La pandemia ha richiamato l’attenzione anche sulla scuola. Si continua a parlarne, anche in vista dell’apertura post natalizia.
La scuola, come altre fondamentali istituzioni e strutture della vita civile (sistema sanitario, in primis), è stata colta alla sprovvista dall’evento pandemico. Ha reagito in un’ottica emergenziale.
Di questi dieci mesi di corsa contro il tempo per chiudere dignitosamente l’a.s. 2019-20 e riaprire il 2020-21 in condizioni accettabili restano fissi nella nostra mente alcuni dati e immagini. Vediamo sinteticamente.
L’organizzazione della didattica on line ha fatto emergere vari problemi: dotazione insufficiente, da parte di molte scuole e famiglie, degli strumenti informatici necessari (Pc, Internet ecc.); impreparazione di non pochi insegnanti alle nuove esigenze lavorative; sovraccarico d’incombenze per i genitori nella gestione dei figli/alunni; ricadute negative sulla dimensione psico-sociale di scolari e studenti, privati dei quotidiani rapporti personali con insegnanti e coetanei; impoverimento generalizzato sul piano degli apprendimenti.
Il dover fare di necessità virtù nella situazione determinatasi ha suscitato in molti ‒ dirigenti, docenti, genitori, ma anche studenti ‒ un insperato spirito d’intraprendenza. Si è prodotta una quantità notevole di «buone pratiche» didattiche, delle quali fare tesoro.
Concluso l’anno 2019-20, la volontà di ripartire nel 2020-21 con didattica in presenza, ma tenendo sempre conto della condizione pandemica, ha fatto subito capire che ai precedenti problemi se ne affiancavano altri da risolvere in fretta: dotazione di nuove attrezzature didattiche (banchi, innanzitutto); riconfigurazione di spazi e orari per alleggerire la contemporanea presenza numerica degli alunni; interventi riparativi dell’inadeguatezza di troppi edifici.

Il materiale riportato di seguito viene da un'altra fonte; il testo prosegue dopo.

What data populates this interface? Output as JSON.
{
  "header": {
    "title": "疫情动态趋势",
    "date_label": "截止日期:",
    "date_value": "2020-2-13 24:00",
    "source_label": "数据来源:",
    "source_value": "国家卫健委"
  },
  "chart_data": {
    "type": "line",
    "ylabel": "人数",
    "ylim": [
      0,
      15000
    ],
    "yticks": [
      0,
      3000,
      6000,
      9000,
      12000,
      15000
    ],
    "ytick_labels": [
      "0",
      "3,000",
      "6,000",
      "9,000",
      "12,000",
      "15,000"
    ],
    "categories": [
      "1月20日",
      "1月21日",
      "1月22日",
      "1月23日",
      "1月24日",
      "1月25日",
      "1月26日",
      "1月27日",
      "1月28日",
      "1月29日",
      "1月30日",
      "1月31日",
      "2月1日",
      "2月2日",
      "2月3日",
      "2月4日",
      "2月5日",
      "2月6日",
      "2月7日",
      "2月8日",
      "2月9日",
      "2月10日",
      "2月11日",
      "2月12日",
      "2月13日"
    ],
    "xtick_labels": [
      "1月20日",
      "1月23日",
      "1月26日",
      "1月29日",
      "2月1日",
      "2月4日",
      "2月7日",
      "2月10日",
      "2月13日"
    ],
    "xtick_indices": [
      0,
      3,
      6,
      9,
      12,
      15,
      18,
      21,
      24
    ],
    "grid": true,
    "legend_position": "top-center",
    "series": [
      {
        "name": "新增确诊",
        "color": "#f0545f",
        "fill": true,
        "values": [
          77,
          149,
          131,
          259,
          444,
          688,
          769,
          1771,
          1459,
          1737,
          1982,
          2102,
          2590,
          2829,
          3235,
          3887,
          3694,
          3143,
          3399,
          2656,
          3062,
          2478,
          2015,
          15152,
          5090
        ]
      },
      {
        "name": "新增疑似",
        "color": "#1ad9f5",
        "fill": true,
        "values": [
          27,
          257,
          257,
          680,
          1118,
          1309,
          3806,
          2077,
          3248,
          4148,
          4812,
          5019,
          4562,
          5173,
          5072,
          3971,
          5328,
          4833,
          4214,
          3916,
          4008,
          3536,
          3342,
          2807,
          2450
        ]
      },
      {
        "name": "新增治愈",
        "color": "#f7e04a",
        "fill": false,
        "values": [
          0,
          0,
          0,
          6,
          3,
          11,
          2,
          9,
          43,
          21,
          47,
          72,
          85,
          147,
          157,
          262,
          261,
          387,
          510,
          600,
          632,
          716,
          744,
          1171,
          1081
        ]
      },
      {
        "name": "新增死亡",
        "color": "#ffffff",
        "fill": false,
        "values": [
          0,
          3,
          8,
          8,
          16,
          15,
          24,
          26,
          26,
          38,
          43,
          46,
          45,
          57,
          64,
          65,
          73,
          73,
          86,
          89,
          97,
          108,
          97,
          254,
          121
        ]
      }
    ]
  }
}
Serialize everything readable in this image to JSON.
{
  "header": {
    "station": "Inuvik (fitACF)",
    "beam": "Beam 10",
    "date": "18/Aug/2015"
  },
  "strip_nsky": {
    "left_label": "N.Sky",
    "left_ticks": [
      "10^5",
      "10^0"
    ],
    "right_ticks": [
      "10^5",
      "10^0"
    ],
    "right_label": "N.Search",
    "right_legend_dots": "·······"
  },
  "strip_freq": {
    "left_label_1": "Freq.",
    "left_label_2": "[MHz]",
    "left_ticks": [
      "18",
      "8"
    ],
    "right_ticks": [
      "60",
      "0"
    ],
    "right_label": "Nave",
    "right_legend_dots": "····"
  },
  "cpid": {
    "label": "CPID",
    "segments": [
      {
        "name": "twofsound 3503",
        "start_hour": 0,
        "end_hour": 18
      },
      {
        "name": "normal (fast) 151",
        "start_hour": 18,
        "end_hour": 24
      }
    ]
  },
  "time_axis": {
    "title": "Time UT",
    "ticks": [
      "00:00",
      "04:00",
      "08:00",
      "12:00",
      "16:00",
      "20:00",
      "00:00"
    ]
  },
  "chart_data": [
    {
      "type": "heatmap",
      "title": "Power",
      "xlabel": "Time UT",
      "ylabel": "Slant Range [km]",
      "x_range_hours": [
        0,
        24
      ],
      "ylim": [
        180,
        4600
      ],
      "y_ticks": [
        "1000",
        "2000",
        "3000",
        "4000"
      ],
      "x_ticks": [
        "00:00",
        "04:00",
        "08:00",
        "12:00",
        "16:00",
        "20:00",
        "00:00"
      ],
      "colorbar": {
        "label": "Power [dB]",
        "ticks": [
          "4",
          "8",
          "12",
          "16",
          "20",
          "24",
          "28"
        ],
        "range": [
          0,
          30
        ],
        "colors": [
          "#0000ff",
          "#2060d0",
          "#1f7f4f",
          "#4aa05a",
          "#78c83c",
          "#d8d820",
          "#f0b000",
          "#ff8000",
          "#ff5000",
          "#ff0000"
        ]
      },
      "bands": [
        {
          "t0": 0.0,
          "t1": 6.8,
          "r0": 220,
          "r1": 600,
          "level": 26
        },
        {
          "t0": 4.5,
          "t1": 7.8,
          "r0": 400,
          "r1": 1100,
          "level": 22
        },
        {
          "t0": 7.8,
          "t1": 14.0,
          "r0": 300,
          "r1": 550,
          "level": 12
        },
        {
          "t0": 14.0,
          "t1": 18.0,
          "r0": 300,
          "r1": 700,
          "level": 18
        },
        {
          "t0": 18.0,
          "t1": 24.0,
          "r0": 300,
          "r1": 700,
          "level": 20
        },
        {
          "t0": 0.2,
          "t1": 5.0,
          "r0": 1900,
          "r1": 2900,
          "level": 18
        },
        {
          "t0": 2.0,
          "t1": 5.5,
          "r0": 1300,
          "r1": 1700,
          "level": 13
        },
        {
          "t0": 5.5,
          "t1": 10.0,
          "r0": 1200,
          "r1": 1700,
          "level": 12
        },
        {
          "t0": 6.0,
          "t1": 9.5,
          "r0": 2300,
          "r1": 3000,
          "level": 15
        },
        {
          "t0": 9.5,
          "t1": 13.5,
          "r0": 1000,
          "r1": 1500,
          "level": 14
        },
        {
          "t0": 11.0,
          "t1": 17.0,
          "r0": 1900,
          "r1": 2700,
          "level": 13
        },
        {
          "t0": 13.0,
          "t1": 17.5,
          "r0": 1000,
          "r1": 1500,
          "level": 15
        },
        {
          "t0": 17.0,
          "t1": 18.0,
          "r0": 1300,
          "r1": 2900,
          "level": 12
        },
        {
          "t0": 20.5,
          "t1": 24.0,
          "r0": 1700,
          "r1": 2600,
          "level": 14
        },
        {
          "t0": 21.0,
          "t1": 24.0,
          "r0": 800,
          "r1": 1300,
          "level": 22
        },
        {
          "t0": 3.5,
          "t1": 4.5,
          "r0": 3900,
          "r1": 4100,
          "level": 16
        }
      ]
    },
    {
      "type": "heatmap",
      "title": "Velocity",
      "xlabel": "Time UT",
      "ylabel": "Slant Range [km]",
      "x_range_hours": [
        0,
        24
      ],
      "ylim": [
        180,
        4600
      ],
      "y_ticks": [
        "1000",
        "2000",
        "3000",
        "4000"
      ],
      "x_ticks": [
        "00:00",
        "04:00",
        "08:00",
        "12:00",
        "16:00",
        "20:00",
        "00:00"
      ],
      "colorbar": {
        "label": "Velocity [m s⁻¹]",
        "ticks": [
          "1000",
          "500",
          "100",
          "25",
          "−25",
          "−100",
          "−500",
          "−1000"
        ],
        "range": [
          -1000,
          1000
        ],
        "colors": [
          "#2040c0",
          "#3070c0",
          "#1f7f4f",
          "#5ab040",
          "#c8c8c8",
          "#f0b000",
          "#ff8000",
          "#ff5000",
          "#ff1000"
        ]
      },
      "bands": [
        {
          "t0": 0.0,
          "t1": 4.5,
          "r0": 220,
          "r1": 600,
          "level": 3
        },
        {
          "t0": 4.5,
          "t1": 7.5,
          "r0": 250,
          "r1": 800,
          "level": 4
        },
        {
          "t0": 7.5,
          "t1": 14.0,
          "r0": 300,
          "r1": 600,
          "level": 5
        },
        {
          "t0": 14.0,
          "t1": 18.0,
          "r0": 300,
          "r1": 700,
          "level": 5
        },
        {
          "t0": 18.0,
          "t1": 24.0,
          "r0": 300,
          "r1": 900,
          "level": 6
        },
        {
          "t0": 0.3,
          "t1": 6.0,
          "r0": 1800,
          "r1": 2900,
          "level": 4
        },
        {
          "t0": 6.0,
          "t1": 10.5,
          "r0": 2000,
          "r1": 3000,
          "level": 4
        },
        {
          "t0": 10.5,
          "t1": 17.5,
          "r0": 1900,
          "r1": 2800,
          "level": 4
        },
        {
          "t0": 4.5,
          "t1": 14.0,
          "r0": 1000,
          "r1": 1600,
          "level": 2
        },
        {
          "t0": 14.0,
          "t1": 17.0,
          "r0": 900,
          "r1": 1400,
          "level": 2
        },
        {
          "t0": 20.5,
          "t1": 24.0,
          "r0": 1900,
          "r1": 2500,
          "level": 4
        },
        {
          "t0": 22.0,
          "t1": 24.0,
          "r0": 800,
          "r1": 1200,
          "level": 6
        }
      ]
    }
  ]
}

Dunque, a una situazione emergenziale sono state offerte risposte economiche (stanziamenti ministeriali ad hoc), didattiche e organizzative di analoga natura. Inoltre, anche per la scuola, continue sono state le tensioni fra Ministero e Regioni. La grancassa politica ci è andata a nozze e ciascuno, sposando una linea di maggiore o minore rigore sulle condizioni di apertura degli Istituti, ha sperato (e spera) di lucrare per la propria parte.
Tutto ciò considerato, s’impongono alcune rapide considerazioni.
- La pandemia ha svelato la fragilità del nostro sistema scolastico, penalizzato negli ultimi anni da un progressivo decremento degli investimenti. Il contrario di quanto avvenuto nei Paesi europei più avanzati: anche da qui la causa del nostro ritardo nella crescita.
- Dalle stesse risposte all’emergenza didattica, è venuto in evidenza, una volta di più, il gap scolastico fra Nord e Sud. Se non lo si accorcia, con reale contrasto alle «povertà di educazione e d’istruzione», ne scapita il futuro delle nuove generazioni e dell’intero Paese.
- Nonostante i molteplici problemi, la nostra scuola presenta punte di eccellenza, distribuite “a macchia di leopardo” sul territorio nazionale. Devono essere fonte d’ispirazione per un auspicabile avanzamento complessivo del sistema d’istruzione.
- La scuola, in ogni suo livello e articolazione, resta motore imprescindibile per lo sviluppo socio-economico e democratico. In questo senso, occorre insistere su politiche di concertazione fra i soggetti a vario titolo coinvolti (dal Ministero alle autonomie locali, alle rappresentanze socio-economiche e culturali).
- Una volta superata l’esperienza della pandemia, necessiterebbe una grande iniziativa nazionale, di riflessione a tutto campo, sul problema scolastico. In tal caso, bisognerebbe muovere dalla domanda radicale: «a che serve la scuola?», per poi addentrarsi nell’esame delle molteplici questioni sul tappeto (economiche, logistiche, gestionali, organizzative ecc.), in vista di azioni conseguenti.